Des doubles à l’infini
Alexander Search, Bernardo Soares, Alberto Caeiro, Alvaro de Campo ou Ricardo Reis sont parmi les protagonistes auteurs des poèmes et vers innombrables retrouvés à la mort de Pessoa dans une grande malle. Bob Wilson trouve dans cette constellation d’identités la matière à sa propre poésie et dirige, de manière totalement stylisée, burlesque ou tragique, les sept comédiens danseurs qui disent les vers de Pessoa en plusieurs langues, anglais, portugais, français ou italien, à l’image du cosmopolitisme de l’auteur. Maria de Medeiros, Charlie Chaplin délicate comme une porcelaine japonaise, mène le bal avec sa moustache et son sourire lumineux, suivie d’une brochette de comédiens danseurs de différentes origines, et au talent formidable. Nous sommes au cinéma muet, burlesque des années 1920, puis sur un tournage de Fritz Lang aux éclairages coupant comme des couteaux, dans le Berlin des années folles. La musique s’égare entre le jazz et Chopin, mais les saynètes acrobatiques et furieusement spectaculaires se brisent au claquement métallique d’un effondrement.

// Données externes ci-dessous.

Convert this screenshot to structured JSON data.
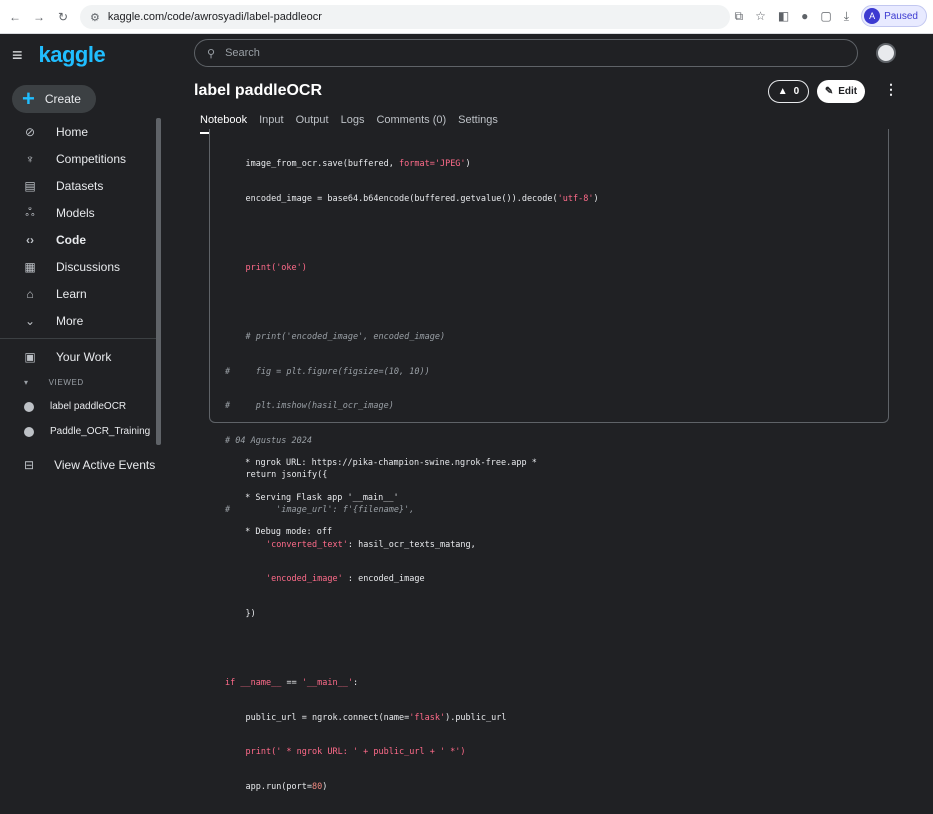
{
  "browser": {
    "url": "kaggle.com/code/awrosyadi/label-paddleocr",
    "profile_status": "Paused",
    "profile_initial": "A"
  },
  "app": {
    "logo": "kaggle",
    "search_placeholder": "Search",
    "create_label": "Create"
  },
  "sidebar": {
    "items": [
      {
        "label": "Home",
        "icon": "compass-icon"
      },
      {
        "label": "Competitions",
        "icon": "trophy-icon"
      },
      {
        "label": "Datasets",
        "icon": "table-icon"
      },
      {
        "label": "Models",
        "icon": "models-icon"
      },
      {
        "label": "Code",
        "icon": "code-icon"
      },
      {
        "label": "Discussions",
        "icon": "discussion-icon"
      },
      {
        "label": "Learn",
        "icon": "learn-icon"
      },
      {
        "label": "More",
        "icon": "chevron-down-icon"
      }
    ],
    "your_work": "Your Work",
    "viewed_label": "VIEWED",
    "recent": [
      "label paddleOCR",
      "Paddle_OCR_Training"
    ],
    "view_active_events": "View Active Events"
  },
  "notebook": {
    "title": "label paddleOCR",
    "vote_count": "0",
    "edit_label": "Edit",
    "tabs": [
      "Notebook",
      "Input",
      "Output",
      "Logs",
      "Comments (0)",
      "Settings"
    ]
  },
  "code": {
    "l1": "image_from_ocr.save(buffered, ",
    "l1b": "format='JPEG'",
    "l1c": ")",
    "l2": "encoded_image = base64.b64encode(buffered.getvalue()).decode(",
    "l2b": "'utf-8'",
    "l2c": ")",
    "l3": "print('oke')",
    "l4": "# print('encoded_image', encoded_image)",
    "l5": "#     fig = plt.figure(figsize=(10, 10))",
    "l6": "#     plt.imshow(hasil_ocr_image)",
    "l7": "# 04 Agustus 2024",
    "l8": "return jsonify({",
    "l9": "#         'image_url': f'{filename}',",
    "l10a": "'converted_text'",
    "l10b": ": hasil_ocr_texts_matang,",
    "l11a": "'encoded_image'",
    "l11b": " : encoded_image",
    "l12": "})",
    "l13a": "if",
    "l13b": "__name__",
    "l13c": " == ",
    "l13d": "'__main__'",
    "l13e": ":",
    "l14a": "public_url = ngrok.connect(name=",
    "l14b": "'flask'",
    "l14c": ").public_url",
    "l15": "print(' * ngrok URL: ' + public_url + ' *')",
    "l16a": "app.run(port=",
    "l16b": "80",
    "l16c": ")"
  },
  "output": [
    " * ngrok URL: https://pika-champion-swine.ngrok-free.app *",
    " * Serving Flask app '__main__'",
    " * Debug mode: off"
  ]
}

Le rythme de la catastrophe
Tables aux nappes blanches éclatantes, placées en série comme dans une usine, qui volent en éclat devant un cyclo rouge vif, avec un ouragan de poussière violacée. Paysages nocturnes striées de lumières rasantes, peuplés de personnages miniatures ou gigantesques, qui rient, crient, hurlent ou nous caressent avec des mots répétés comme des maximes. Le texte est projeté en français autour du plateau, et la texture sonore des langues diverses multiplie les niveaux de confusion, de rêve et de tumulte. Car c’est bien le tumulte de la vie, le fracas de la mort, qui se répercutent dans cet orchestre de mots et d’images. La poésie de Pessoa n’est pas un long fleuve tranquille, son intranquillité nous réveille par la grâce d’un chaos scénique organisé de main de maître. Finalement, il nous reste à plonger au cœur des différents livres du poète avec ses soixante-dix hétéronymes.